Maintain two arrays (array1,array2).
-> first array (array1) to know the number of queries having the specific index in their range of L,R. For each query apply,

1)array1[L]=array1[L]+1
2) array1[R+1]=array1[R+1]-1

->second array (array2) to know the final value of element in the specific index of array for each query to apply,

1) array2[R+1]=array2[L]-(R-L+1)

After Performing All the queries operations,

->Run an iteration for prefix array sum for array1 i.e ,
array1[i]=array[i]+array1[i-1] (where 1<=i<=N)

->Run other iteration for array2 similar to prefix sum doing following operations
array2[i]=array2[i] + array2[i-1] + array1[i] (where 1<=i<=N)

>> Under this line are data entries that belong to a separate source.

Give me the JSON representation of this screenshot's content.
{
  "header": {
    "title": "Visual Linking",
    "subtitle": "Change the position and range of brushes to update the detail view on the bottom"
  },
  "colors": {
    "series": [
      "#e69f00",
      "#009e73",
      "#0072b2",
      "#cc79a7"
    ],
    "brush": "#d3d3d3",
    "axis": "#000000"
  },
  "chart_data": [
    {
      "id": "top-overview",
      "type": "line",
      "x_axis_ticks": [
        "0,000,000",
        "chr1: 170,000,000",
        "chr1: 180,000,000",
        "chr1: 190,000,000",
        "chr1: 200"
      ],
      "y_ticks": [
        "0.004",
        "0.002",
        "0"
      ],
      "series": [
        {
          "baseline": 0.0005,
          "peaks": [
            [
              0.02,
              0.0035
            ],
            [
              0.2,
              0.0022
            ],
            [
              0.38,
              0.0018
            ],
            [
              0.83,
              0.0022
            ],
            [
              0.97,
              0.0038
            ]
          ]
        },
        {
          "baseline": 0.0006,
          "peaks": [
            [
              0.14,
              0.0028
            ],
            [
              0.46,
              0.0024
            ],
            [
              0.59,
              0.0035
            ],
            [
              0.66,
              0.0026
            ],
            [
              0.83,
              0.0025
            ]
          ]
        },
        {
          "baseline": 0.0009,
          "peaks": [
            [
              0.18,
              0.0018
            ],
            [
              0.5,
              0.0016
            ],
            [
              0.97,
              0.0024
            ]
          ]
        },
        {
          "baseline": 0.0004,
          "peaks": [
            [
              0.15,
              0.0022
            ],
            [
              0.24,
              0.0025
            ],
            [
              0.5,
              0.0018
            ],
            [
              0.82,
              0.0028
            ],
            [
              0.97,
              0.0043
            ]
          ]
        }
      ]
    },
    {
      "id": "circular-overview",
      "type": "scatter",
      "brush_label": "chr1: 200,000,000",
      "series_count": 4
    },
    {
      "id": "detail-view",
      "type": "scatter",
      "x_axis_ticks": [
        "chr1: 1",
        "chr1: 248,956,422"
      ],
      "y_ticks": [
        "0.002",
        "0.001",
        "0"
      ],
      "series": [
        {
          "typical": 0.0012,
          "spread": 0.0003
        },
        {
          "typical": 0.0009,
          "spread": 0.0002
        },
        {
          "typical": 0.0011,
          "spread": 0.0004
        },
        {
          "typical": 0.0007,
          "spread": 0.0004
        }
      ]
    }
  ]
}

Now, array2 contains the final values of elements present in array

Time-complexity: O(n+q+m)

reference-code for the problem is given below-


#include <bits/stdc++.h>
#define ll long long int
#define mod 1000000007
using namespace std;
 
int main()
{
    ll ans[1000002],ans1[1000002];
    memset(ans1,0,sizeof(ans1));
    memset(ans,0,sizeof(ans));
    ll n,q,l,r;
    cin>>n>>q;
    while(q--)
    {
      cin>>l>>r;
      ans[l]+=1;ans[r+1]-=1;
      ans1[r+1]-=(r-l+1);
    }
    for(int i=1;i<=n;i++)
    ans[i]+=ans[i-1];
    for(int i=1;i<=n;i++)
    ans1[i]+=ans1[i-1]+ans[i];
    cin>>q;
    while(q--)
    {
      cin>>l;
      cout<<ans1[l]<<endl;
    }
} 

some-useful-links:-


1 Like

@himkha_100
You have explained about how your solution works!
But could you also explain the intution behind how you came up with this solution!?

14 Likes

Great editorial… Thanks!

@kishore_7298
bro first array is used for keeping a record of the value by which we need to update with index usage i.e. 1 and the second array is used for updation by adding index…
its kinda like using 2 difference arrays for solving but i didn’t got the intution for it either :slight_smile:

we can solve this problem by using two array and store the final answer in the third array

1.one for taking the l and r so that we can find out which no is repeated in between l and r;
  we can do that by taking
                           arr[l]=arr[l]+1;
                           arr[r+1]=arr[r=1]-1;
                           by doing this and then taking the prefix sum array of this 
                           array we will going to get the 
                           array which is going to tell the no of times a given element is 
                           repeated in the q query between l and r
                           and by doing so we are going to get  
                           2 3 3 2 1  //this gives the no of occurrence 

2.in the second array we can understand it by using the given example 
        starting array     0 0 0 0 0
    after first query      1 2 3 
    after second query       1 2 3 
    after third query      1 2 3 4 5

    so the final sum       2 5 8 7 5

    so we can observe that it doesn't matter the l is anything the no which is 
    shown in the array for any l and r is  1 2 .. r 
    so we want the second array such that it will somehow give us the normal 
    value(1 2 3.. r) independent of l starting from l to r
    we can do that by arr2[l]=arr2[l]-l;       
                      arr2[r+1]=arr2[r+1]+l;
                      and then take the prefix sum of the following array
                       so we get            0 -1 0 0 1 0
                  after prefix sum          0 -1 -1 -1 0 0

3.And for the final array we are going to add the arr2 to the number of 
   times the no is occoured by array1 to thier respective index+1
        ie sol[i]=arr2[i]+(i+1)*arr1[i];

This solution is giving TLE

1 Like

i have made a video for this editorial hope its helps

3 Likes

We can do it using a single array as well just add r-l+1 at the (r+2)th position and subtract (r-l+2) from (r+1)th position and add 1 at the l th position and take the prefix sum 2 times.
Code:
#include<bits/stdc++.h>
using namespace std;
#define int long long int
signed main()
{
int n;
cin>>n;

vector<int> v(n+1,0);

int q;
cin>>q;
int l, r;
while(q--)
{
    cin>>l>>r;
    v[l]+=1;
    if(r+1<n+1)  v[r+1]-= (r-l+2);
    if(r+2<n+1)  v[r+2]+=(r-l+1);


}
// two times pre sum
for(int i=2;i<n+1;i++)
{

    v[i]+=v[i-1];
}
 for(int i=2;i<n+1;i++)
{

    v[i]+=v[i-1];
}

int m;
cin>>m;

int a;
while(m--)
{
    cin>>a;
    cout<<v[a]<<endl;
}

}

can anyone explain for what work we are using the second array

How to solve a problem, which has values in an array not like this problem which zero only , and we are adding variable range sum to the values , how to apply scandline algo to these kind of problem.
For eg this type of problem.
https://www.codechef.com/START5C/problems/CHEFQUER